# regrading around house



## eddytheflow (Mar 8, 2011)

hey guys, just about to start regrading and need some advice.

we've got a relatively flat lot sloping out to the street ever so slightly, and this wouldn't be a problem, but since the dirt is pretty much right up against our siding, I want to dig down some to expose the foundation about 8" (some of the wood is exposed and I want to prevent any rot and insects from getting in there). 
i've heard others talk about gravel and clay and compacting, etc, but i'm uncertain. i've got the idea that everything would pretty much work out if I dug around the perimiter of the house and threw dirt out to lower elevations, minding the slope. 
am i missing something? love to hear anyone else's experience doing something similar. thanks!


----------



## AllanJ (Nov 24, 2007)

> we've got a relatively flat lot sloping out to the street ever so slightly
> and this wouldn't be a problem but since the dirt is pretty much wood is
> exposed and I want to prevent any rot and insects from getting in there).
> 
> ...


First order of business, excavate around the house so the dirt does not touch 
the wood siding. It is possible that immediately you run into a problem that 
the rain water no longer flows out to the street.

Then you would need to regrade all the way from the foundation out halfway 
to the street so water will flow away from the house. Or maybe all the way 
to the street so the water collects out at your front property line.

Another idea is to dig a 1 foot wide by 1 foot deep trench all the way along 
the foundation. Line the trench with seamless plastic sheeting end to end
with the sheeting coming up to surface level (U cross section) and adhered
to the foundation along that side. This will reduce water going down the
foundation. Fill the trench with gravel. The top of the gravel also needs to be 
below the start of the wood siding by a few inches or so. Continue the 
trench past the foundation by several feet at both ends and dig dry wells. 
(The dry wells should not be against the foundation hence the need to 
extend the trench.) It may be necessary to put a sump pump in each dry well 
to send the water some distance from the house.

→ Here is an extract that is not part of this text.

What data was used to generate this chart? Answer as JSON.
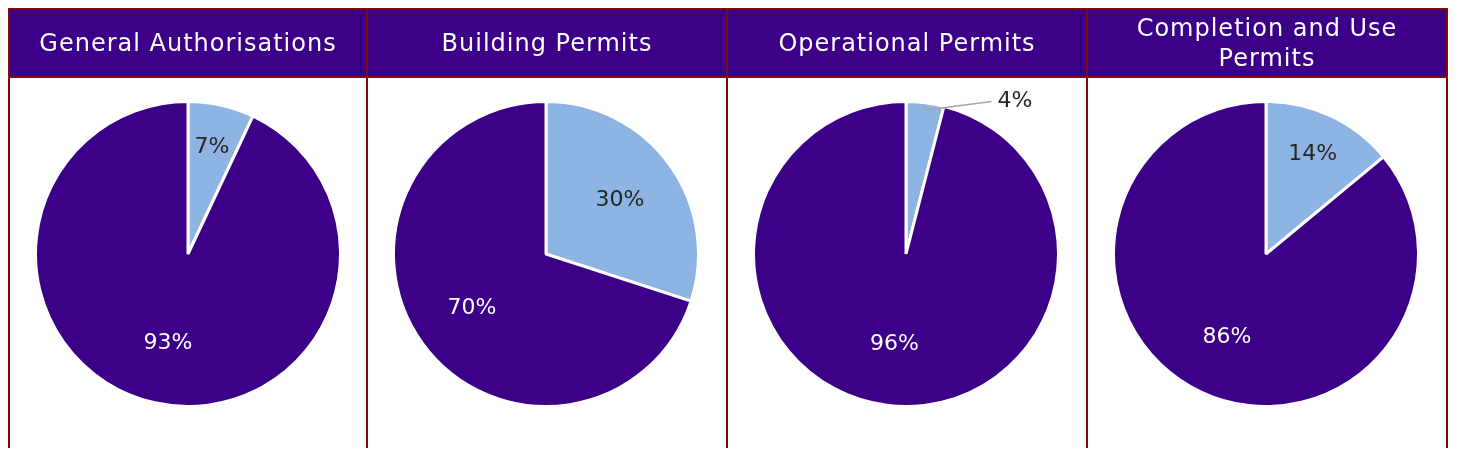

You will also need an underground perimeter drain system at basement 
footing level since some of the water in the vicinity will go directly down 
against the foundation as opposed to go to the side, to one dry well or the 
other.

You should have a roof gutter along the front of the house so all the roof 
water does not come down right in front of the house. The downspouts 
should also not dump the water against the foundation.


----------



## eddytheflow (Mar 8, 2011)

thanks allan, the gravel leading to a drywell is exactly the sort of thing i was curious about and might end up doing that as a last resort.
i do plan on installing a french drain on one side of the house where water does seep into the basement.
i planned on a "simple" regrading type of project, primarily for the purpose of raising the foundation height, so that dirt isn't touching any wood parts of my house. i didn't initially plan on installing a perimeter drain system below the foundation because water doesn't seem to seep in in large amounts. 
if it ain't broke..? 
i guess a concrete skirt wouldn't really help all that much either..


----------



## AllanJ (Nov 24, 2007)

A concrete skirt should also be a few inches below the wood. You don't want a driving rain to hit the more or 
less horizontal top of the skirt and splasn on the wood just above.


----------



## eddytheflow (Mar 8, 2011)

i'm thinking a concrete skirt might not be right for me.
while doing some searching i found this article which explains what i think i might end up doing.

http://doverprojects.blogspot.com/2008/12/french-drain-design.html

not exactly the french drain design that i'll use for my backyard (which also floods), and i'm not going to replace my gutters with this, but i think that overall it may help prevent moisture in my basement/crawlspace.
i think, anyways.
plus it just seems like something to do while i'm at it, digging around the perimeter of the house already.
eh?


----------